UC San Francisco scientists have designed a large-scale screen that efficiently identifies drugs that are potent cancer-killers when combined, but only weakly effective when used alone. Using this technique, the researchers eradicated a devastating blood cancer and certain solid tumor cells by jointly administering drugs that are only partially effective when used as single-agent therapies. The effort, a cross-disciplinary collaboration between UCSF researchers, is described in a study published April 9 in the journal Cell Reports.
When scientists developed the first targeted cancer therapies — drugs that interfere with specific biological circuits that cancer depends on for growth and survival — many thought they had finally cornered cancer. But cancer is a devastatingly clever disease that can outwit these precision medicines by “rewiring” itself to sidestep the circuits switched off by these drugs.
“Many cancers either fail to respond to a single targeted therapy or acquire resistance after initially responding.

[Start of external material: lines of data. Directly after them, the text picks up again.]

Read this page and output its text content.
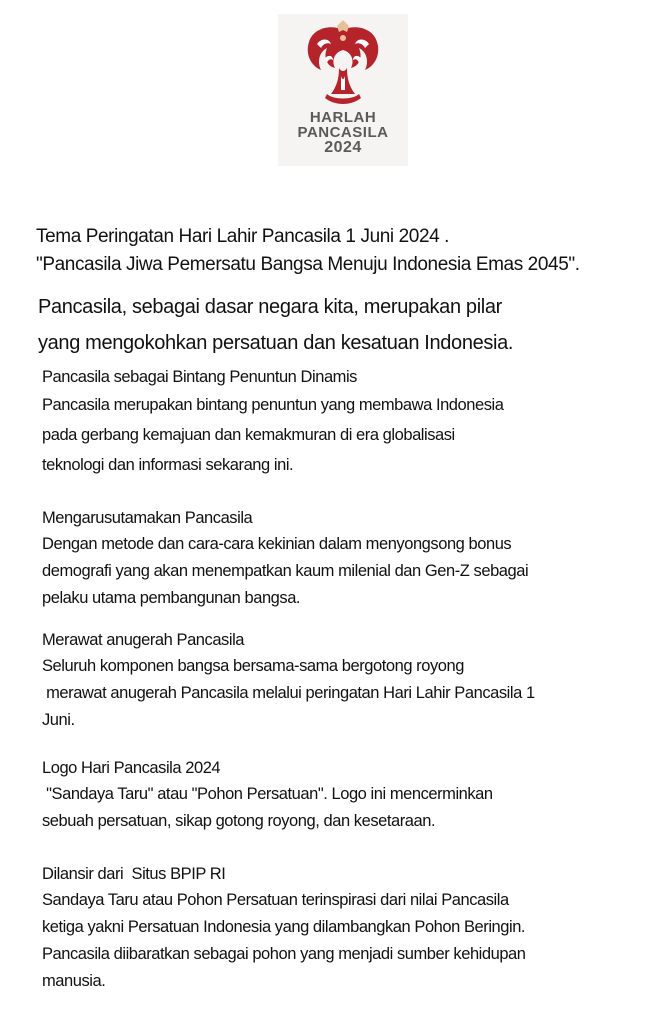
HARLAH
PANCASILA
2024
Tema Peringatan Hari Lahir Pancasila 1 Juni 2024 .
"Pancasila Jiwa Pemersatu Bangsa Menuju Indonesia Emas 2045".
Pancasila, sebagai dasar negara kita, merupakan pilar
yang mengokohkan persatuan dan kesatuan Indonesia.
Pancasila sebagai Bintang Penuntun Dinamis
Pancasila merupakan bintang penuntun yang membawa Indonesia
pada gerbang kemajuan dan kemakmuran di era globalisasi
teknologi dan informasi sekarang ini.
Mengarusutamakan Pancasila
Dengan metode dan cara-cara kekinian dalam menyongsong bonus
demografi yang akan menempatkan kaum milenial dan Gen-Z sebagai
pelaku utama pembangunan bangsa.
Merawat anugerah Pancasila
Seluruh komponen bangsa bersama-sama bergotong royong
merawat anugerah Pancasila melalui peringatan Hari Lahir Pancasila 1
Juni.
Logo Hari Pancasila 2024
"Sandaya Taru" atau "Pohon Persatuan". Logo ini mencerminkan
sebuah persatuan, sikap gotong royong, dan kesetaraan.
Dilansir dari  Situs BPIP RI
Sandaya Taru atau Pohon Persatuan terinspirasi dari nilai Pancasila
ketiga yakni Persatuan Indonesia yang dilambangkan Pohon Beringin.
Pancasila diibaratkan sebagai pohon yang menjadi sumber kehidupan
manusia.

The notion that combining targeted therapies is a far more effective way to treat cancer than a single-drug approach has long existed. We wanted to perform screens with saturating coverage to understand exactly what combinations should be explored,” said UCSF’s Jeroen Roose, PhD, professor of anatomy and senior author of the new study.
Scientists have found that when they target two distinct circuits with two different drugs — each of which is inadequate on its own — the aggregate effect can be greater than sum of its parts. However, figuring out which drugs can synergize to kill cancer remains a challenge.
To demonstrate the power of their screening system, the scientists searched for targeted therapies that could join forces to kill an aggressive blood cancer called T cell acute lymphoblastic leukemia (T-ALL). Their hunt began with a drug that targets PI3K, an enzyme that promotes the growth of many cancers, including T-ALL. Though drugs that target PI3K already exist, the current crop of PI3K inhibitors can slow, but normally can’t kill, this type of cancer.
“Nearly 65 percent of T-ALL patients have hyperactive PI3K, but most patients will likely not be cured by single-drug treatments. We wanted to find drugs that would kill T-ALL when combined with a PI3K inhibitor,” said Roose, a member of the UCSF Helen Diller Family Comprehensive Cancer Center. To find those drugs, the researchers turned to RNA interference (RNAi) — a technique that allows scientists to massively reduce the activity of specific genes. The discovery of RNAi, which occurs naturally in all animals and plants, and is now widely used in research, was a major breakthrough that was recognized with the 2006 Nobel Prize in Physiology or Medicine.
“RNAi is sort of a magic bullet for targeting specific genes,” said Michael T. McManus, PhD, professor at the UCSF Diabetes Center and study co-author, who designed the screen with Roose. “Although there is a great deal of fascinating underlying biology that relates to RNAi, most scientists use it as a tool to ‘turn down the volume’ of a specific gene in a cell.”